L’introduction de disciplines telles que l’histoire, la philosophie, la littérature, la géographie, etc., a contribué à élargir l’horizon des Vietnamiens. Contrairement à l’attitude confucéenne qui encourageait l’étude pour devenir un fonctionnaire, cette période a vu l’émergence de l’idée d’étudier pour acquérir des connaissances et servir la population. La philosophie selon laquelle « un homme devient fonctionnaire et toute sa famille en bénéficie a été progressivement supplantée par une approche plus centrée sur le peuple » (Phan Châu Trinh 2005b : 356 - 358) .
Selon Nguyễn An Ninh, les caractéristiques du nouveau système éducatif sont « de revenir aux concepts philosophiques de la culture orientale, de savoir combiner harmonieusement la morale des anciens sages avec les connaissances pratiques de l’époque moderne » (Mai Quốc Liên, et al, 2009 : 67). En résumé, la formation en sciences sociales et naturelles, en particulier à l’université, a entraîné de nombreux changements dans la philosophie de l’éducation vietnamienne, se manifestant dans le contenu de l’éducation et les méthodes pédagogiques. Cela a contribué à créer une classe intellectuelle compétente, dotée de connaissances spécialisées, pour servir l’État vietnamien après la révolution.
C. Période de résistance et d’unification du pays avant la réforme (entre la révolution d’août 1945 et la réforme de 1986)

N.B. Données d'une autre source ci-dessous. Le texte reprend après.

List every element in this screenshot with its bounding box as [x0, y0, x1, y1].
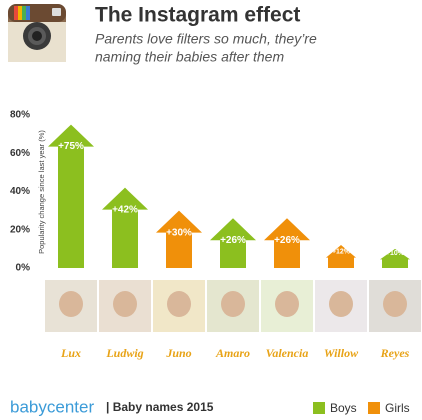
arrow-bar	[48, 124, 94, 268]
y-tick-label: 80%	[10, 110, 30, 121]
y-tick-label: 0%	[16, 263, 31, 274]
x-tick-label: Ludwig	[105, 346, 143, 360]
value-label: +10%	[386, 250, 405, 257]
x-tick-label: Amaro	[215, 346, 250, 360]
baby-photo	[99, 280, 151, 332]
value-label: +42%	[112, 204, 138, 215]
x-tick-label: Willow	[324, 346, 359, 360]
y-tick-label: 60%	[10, 148, 30, 159]
value-label: +26%	[274, 235, 300, 246]
baby-photo	[315, 280, 367, 332]
value-label: +26%	[220, 235, 246, 246]
arrow-bar	[210, 218, 256, 268]
caption: | Baby names 2015	[106, 400, 214, 414]
arrow-bar	[264, 218, 310, 268]
value-label: +12%	[332, 249, 351, 256]
x-tick-label: Reyes	[380, 346, 410, 360]
instagram-icon	[8, 4, 66, 62]
legend-label: Boys	[330, 401, 357, 415]
legend-label: Girls	[385, 401, 410, 415]
y-tick-label: 20%	[10, 224, 30, 235]
legend-swatch	[368, 402, 380, 414]
arrow-bar	[156, 210, 202, 268]
y-tick-label: 40%	[10, 186, 30, 197]
title: The Instagram effect	[95, 4, 300, 27]
baby-photo	[207, 280, 259, 332]
x-tick-label: Juno	[165, 346, 191, 360]
legend-swatch	[313, 402, 325, 414]
baby-photo	[369, 280, 421, 332]
subtitle: naming their babies after them	[95, 49, 284, 65]
value-label: +30%	[166, 227, 192, 238]
x-tick-label: Lux	[60, 346, 81, 360]
baby-photo	[153, 280, 205, 332]
arrow-bar	[380, 248, 410, 268]
arrow-bar	[102, 187, 148, 268]
value-label: +75%	[58, 141, 84, 152]
brand: babycenter	[10, 397, 94, 416]
arrow-bar	[326, 245, 356, 268]
y-axis-label: Popularity change since last year (%)	[37, 130, 46, 254]
baby-photo	[261, 280, 313, 332]
subtitle: Parents love filters so much, they’re	[95, 31, 317, 47]
baby-photo	[45, 280, 97, 332]
x-tick-label: Valencia	[266, 346, 309, 360]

La politique d’ignorance du peuple a prévalu pendant la période coloniale française, depuis le milieu du XIXe siècle. Les écoles instaurées par les colonisateurs français avaient pour principal objectif de servir leurs intérêts. En effet, Hồ Chí Minh soulignait : « Les Français n’ont pas organisé un nouveau système éducatif pour remplacer celui de l’Annam qu’ils ont abandonné. Ils ont seulement construit quelques écoles pour former des individus sans personnalité, sans morale et sans connaissances générales » (Hồ Chí Minh, 2011 : 424).

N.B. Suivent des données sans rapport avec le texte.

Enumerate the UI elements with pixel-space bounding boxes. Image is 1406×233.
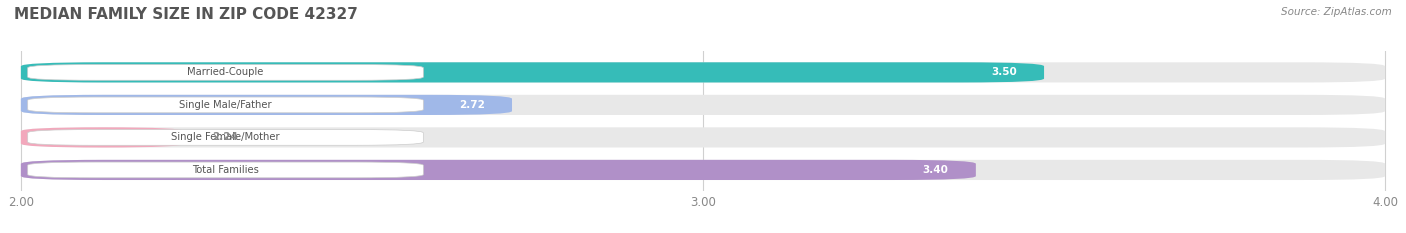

Face à cette situation, Nguyễn Ái Quốc (ancien nom de Hồ Chí Minh) a revendiqué dès les années 1930 l’instauration d’une « éducation populaire », synonyme d’éducation généralisée, et dénonçait la politique éducative française à l’égard du Vietnam. Selon lui, le système éducatif corrompu et trompeur des colonisateurs était « plus dangereux que l’ignorance, car il ne fait que détruire la personnalité des étudiants, leur inculque une loyauté hypocrite, les pousse à vénérer ceux qui sont plus forts qu’eux, et les incite à aimer une patrie qui n’est pas la leur et qui les opprime » (Hồ Chí Minh, 2011 : 424) .
D’où la conviction de Hồ Chí Minh que l’éducation doit permettre le développement des compétences existantes des étudiants, et ce, de manière complète, à travers quatre dimensions : physique, intellectuelle, esthétique et morale. Il le formule clairement dans une lettre adressée aux étudiants en 1955, énumérant les quatre volets de l’éducation qu’il préconise (Hồ Chí Minh, 2000a : 40).
C’est dans ce contexte que le 25 novembre 1945, le Comité central du PCV a diffusé la directive « Résistance et construction nationale », soulignant l’importance de l’éducation. La nécessité de « réformer l’éducation dans un nouvel esprit, d’éliminer l’apprentissage par cœur » est particulièrement mise en avant. Hồ Chí Minh a ensuite établi le Ministère de l’Éducation nationale et défini les principes fondamentaux du nouveau système éducatif à travers les Décrets n° 146/SL et n° 147/SL: « Article 1 : L’éducation dans la République démocratique du Vietnam est unique et repose sur trois principes fondamentaux : la démocratisation, la nationalisation et la scientifisation, servant les idéaux nationaux et démocratiques » (Thư viện Pháp luật, 2023).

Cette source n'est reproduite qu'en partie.